A new Bill proposed in the Parliament has a provision which says that deposit and locker holders can name up to four nominees instead of one.
The Bill that carries this provision is Banking Laws (Amendment) Bill which was introduced in Lok Sabha on Friday.
The Bill also has provisions for new reporting dates among others.
The Banking Laws (Amendment) Bill “seeks to improve governance standards, provide consistency in reporting by banks to the RBI, ensure better protection for depositors and investors, improve audit quality in public sector banks, and extend the tenure of the directors (other than Chairperson and Whole-Time Director) in co-operative banks,” a government source said, reported Hindu Business Line.
It is interesting to note that the Bill seeks amendment in a number of laws such as Reserve Bank of India Act, 1934, the Banking Regulation Act, 1949, the State Bank of India Act, 1955, the Banking Companies (Acquisition and Transfer of Undertakings) Act, 1970 and the Banking Companies (Acquisition and Transfer of Undertakings) Act, 1980.
The Bill proposes changes to the Banking Regulation Act to facilitate a large number of nominees for payment of depositors’ money, release of contents of safety lockers, and return of articles kept in safe custody with banks.
Two options
The change in nominees will come with some conditions. There will be two options of choosing four nominees. The primary holder (s) has to give priority to all four or mention the share of each nominee. If the depositor chooses priority, the nomination will be effective only in favour of one person in the order of priority.

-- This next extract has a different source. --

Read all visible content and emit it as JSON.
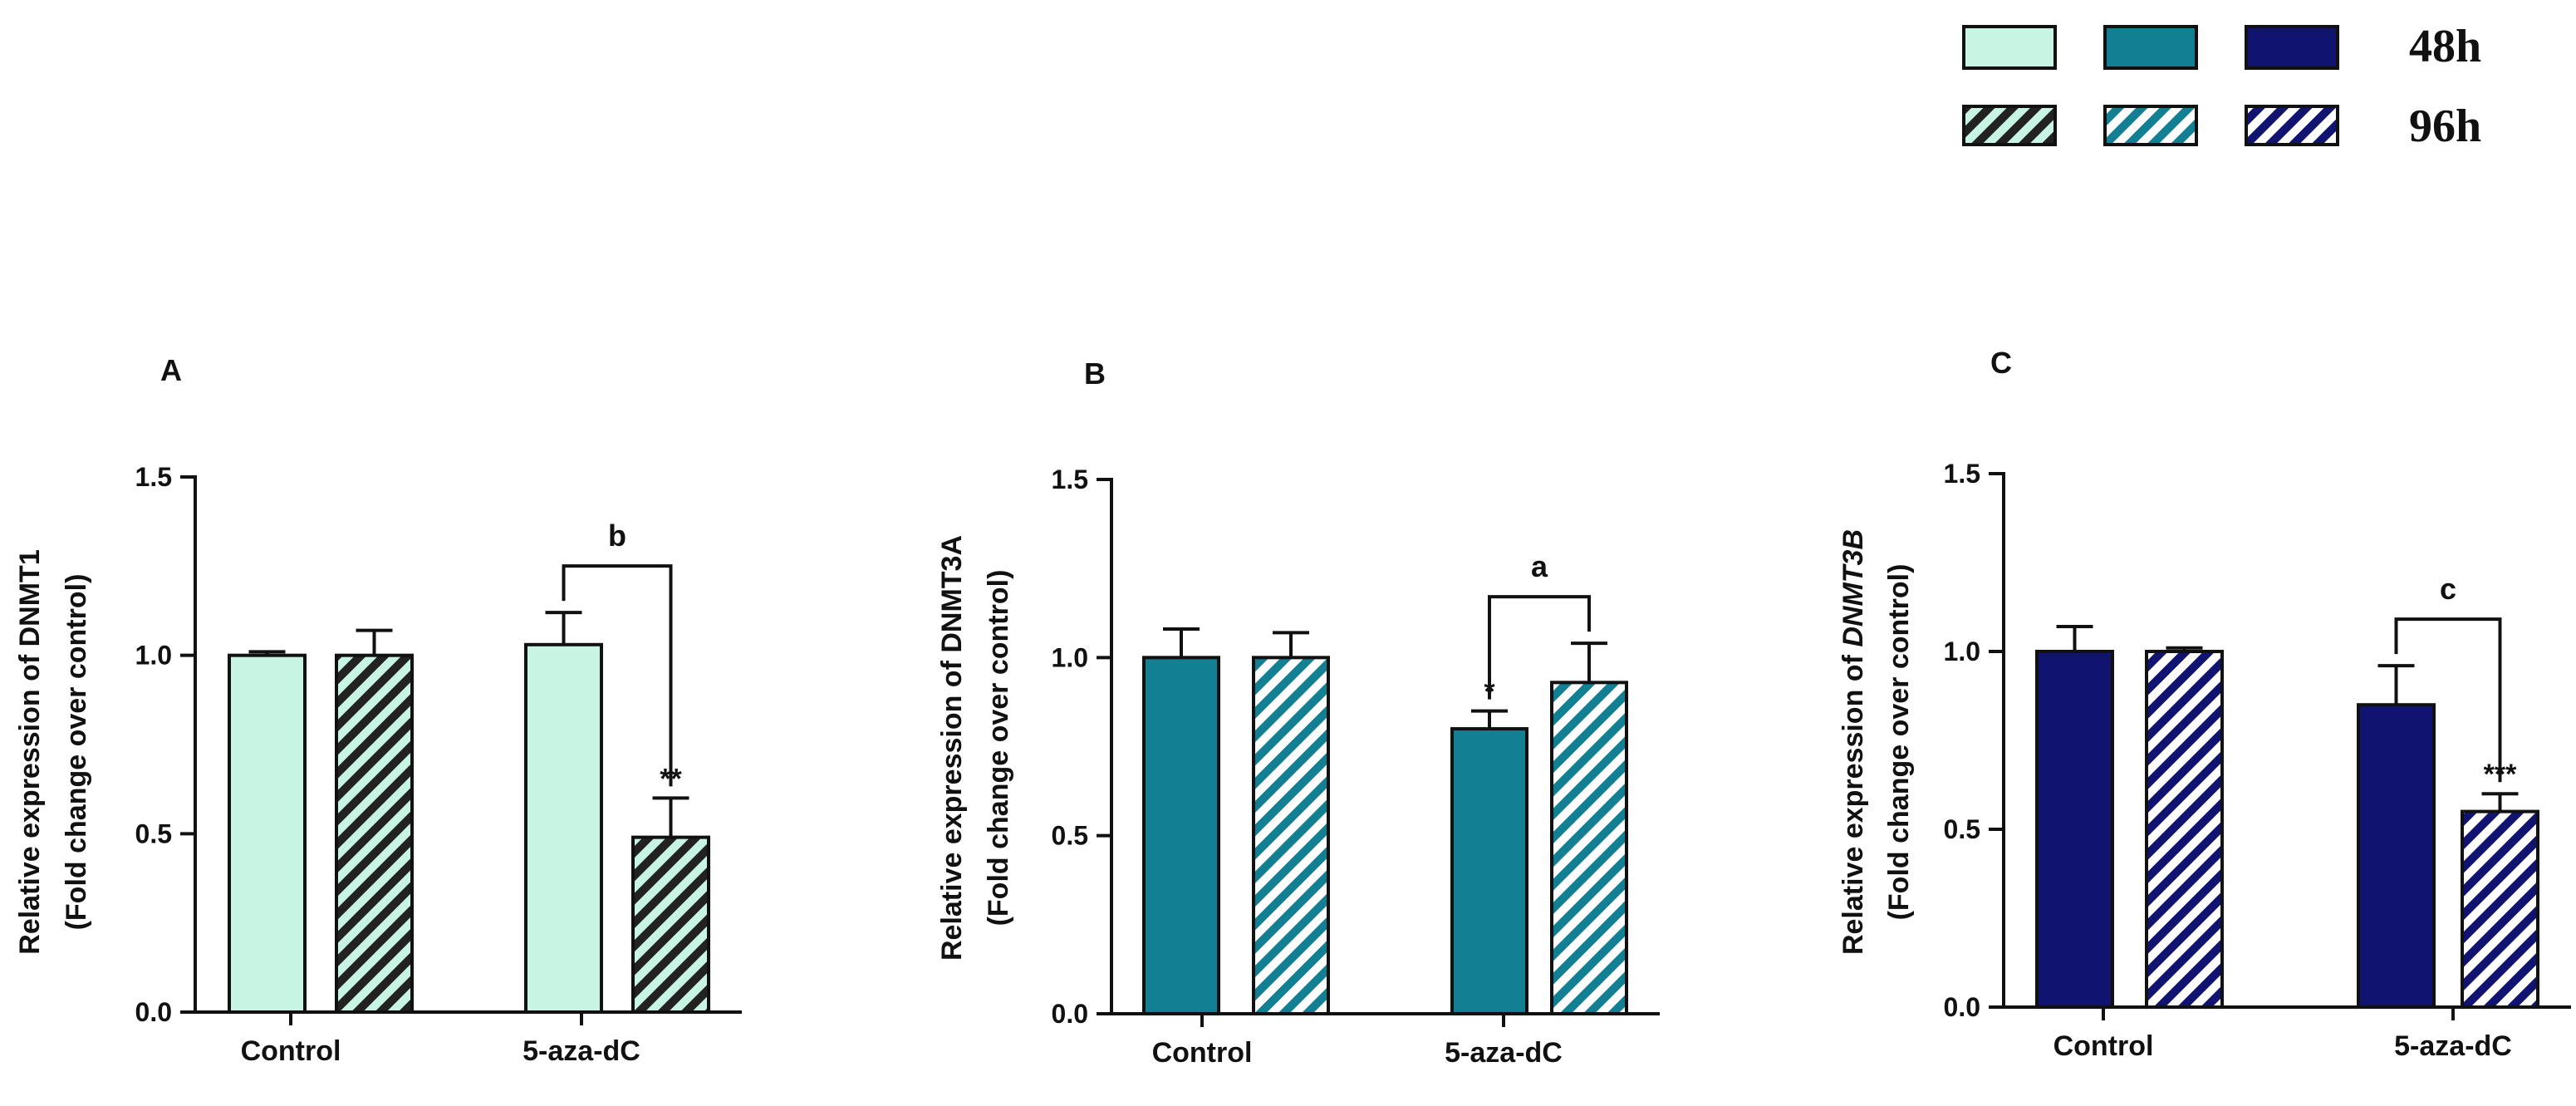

This means the nomination of the first nominee will be effective if she/he survives the person(s) who made the nomination.
After the death of the first, second or third, the next nominee will become effective. The priority mechanism will also be made available for nomination made in case of lockers and safe custody.
What are unclaimed deposits?
Balance in savings or current accounts which are not operated for 10 years or term deposits not claimed for 10 years from the date of maturity are classified as ‘unclaimed deposits’.
There could be multiple reasons for this such as the death of the primary holder followed by no nomination.
Consequently, these amounts are transferred by banks to the Depositor Education and Awareness Fund maintained by the RBI.
One of the key reasons behind keeping a large number of nominees for depositors’ money is to reduce unclaimed deposits with banks.
Unclaimed deposits with public and private sector banks combined topped ₹42,000 crore from around ₹33,000 crore a year ago, data as on Mar 31, 2023 shows.
Meanwhile, it is vital to note that the depositors are entitled to claim the deposits at a later date from the bank(s) where such deposits were held along with interest, as applicable.